Gently heat a medium sized pan on the hob. Add the oil. Turn the heat right down and add the garlic, if using. You can add it chopped or whole…
For the latter, just put the whole clove on a board and thump it softly with the heel of your hand. The skin will fall off easily now it is “bruised’ and it will flavour the sauce perfectly well this way.
Give the garlic literally one minute or so in the oil on its own but keep the heat gentle so it doesn’t go brown. Add a little of the tomato juice from your bowl…literally a splash. A minute later add the tomato pulp and give everything a good stir. Add the salt and sugar…you might also want to add some more of the sieved tomato juices…go easy…this gives you control over the thickness of your sauce.
Now you could add the herbs, if you have any to hand.
You can leave the sauce to ‘blip’ gently over a low ish heat while you cook the pasta.
For me this has got to be spaghetti but really, use whatever you like…
As soon as the pasta is done, drain it, not totally…you need it to be a bit damp.
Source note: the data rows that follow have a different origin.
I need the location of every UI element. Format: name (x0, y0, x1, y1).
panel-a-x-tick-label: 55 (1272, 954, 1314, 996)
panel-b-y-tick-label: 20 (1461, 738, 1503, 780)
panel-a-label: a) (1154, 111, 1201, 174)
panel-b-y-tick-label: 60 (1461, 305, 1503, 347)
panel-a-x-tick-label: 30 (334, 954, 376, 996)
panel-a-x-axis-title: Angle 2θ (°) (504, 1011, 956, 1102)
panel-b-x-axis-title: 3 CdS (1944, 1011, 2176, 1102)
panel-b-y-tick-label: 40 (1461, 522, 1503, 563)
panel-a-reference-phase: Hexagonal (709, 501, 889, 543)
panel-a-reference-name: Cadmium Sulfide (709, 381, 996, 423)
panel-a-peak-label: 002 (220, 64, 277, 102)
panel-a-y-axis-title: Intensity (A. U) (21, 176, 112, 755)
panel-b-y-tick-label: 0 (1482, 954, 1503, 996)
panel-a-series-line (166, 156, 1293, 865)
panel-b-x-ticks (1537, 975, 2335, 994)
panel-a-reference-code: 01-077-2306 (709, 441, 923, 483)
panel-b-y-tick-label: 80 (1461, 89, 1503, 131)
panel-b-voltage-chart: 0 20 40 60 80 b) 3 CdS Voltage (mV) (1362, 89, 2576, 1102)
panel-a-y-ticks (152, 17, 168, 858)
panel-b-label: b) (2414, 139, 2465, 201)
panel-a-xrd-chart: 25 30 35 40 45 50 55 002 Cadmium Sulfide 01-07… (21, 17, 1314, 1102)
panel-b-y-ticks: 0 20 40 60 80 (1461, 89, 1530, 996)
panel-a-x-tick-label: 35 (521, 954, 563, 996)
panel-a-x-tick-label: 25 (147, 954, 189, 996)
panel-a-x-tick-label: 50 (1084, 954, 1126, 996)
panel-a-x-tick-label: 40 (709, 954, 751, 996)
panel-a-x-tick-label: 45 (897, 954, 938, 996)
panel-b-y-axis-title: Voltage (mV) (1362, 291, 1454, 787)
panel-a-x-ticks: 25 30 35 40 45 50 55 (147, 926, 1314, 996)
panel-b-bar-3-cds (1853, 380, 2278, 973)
Two shakes of the colander will do then return it to the pan (off the heat).
At this point you could stir in a knob of butter, briskly. this is more about flavour than anything so if dairy is not your thing and you don’t use plant based butter, use olive oil.
Now add the tomato sauce and mix it in gently.
Check the seasoning and serve up immediately…I nearly always sprinkle the finished dish with a small amount of grana padano (a gentler, Italian grating cheese than Parmesan which is often available with veggie rennet) you could also use a vegan version or a very mean amount of nutrional yeast…this dish is best when I there is a suggestion of cheese, not an overt flavour.
This is all deliberately simple and of course you can add to the base. Olives are good. Roasted, chopped almonds sprinkled on the top are delicious. You can get creative, really.
And you’re not restricted to pasta by any means. You could use this sauce to dress a steamed bunch of this season’s broccoli. I’ve stirred it through warm potatoes, too. I’ve smeared it over a wedge of good bread, I’ve added beans or chickpeas and turned it into more of a soup (although this is more time consuming obviously.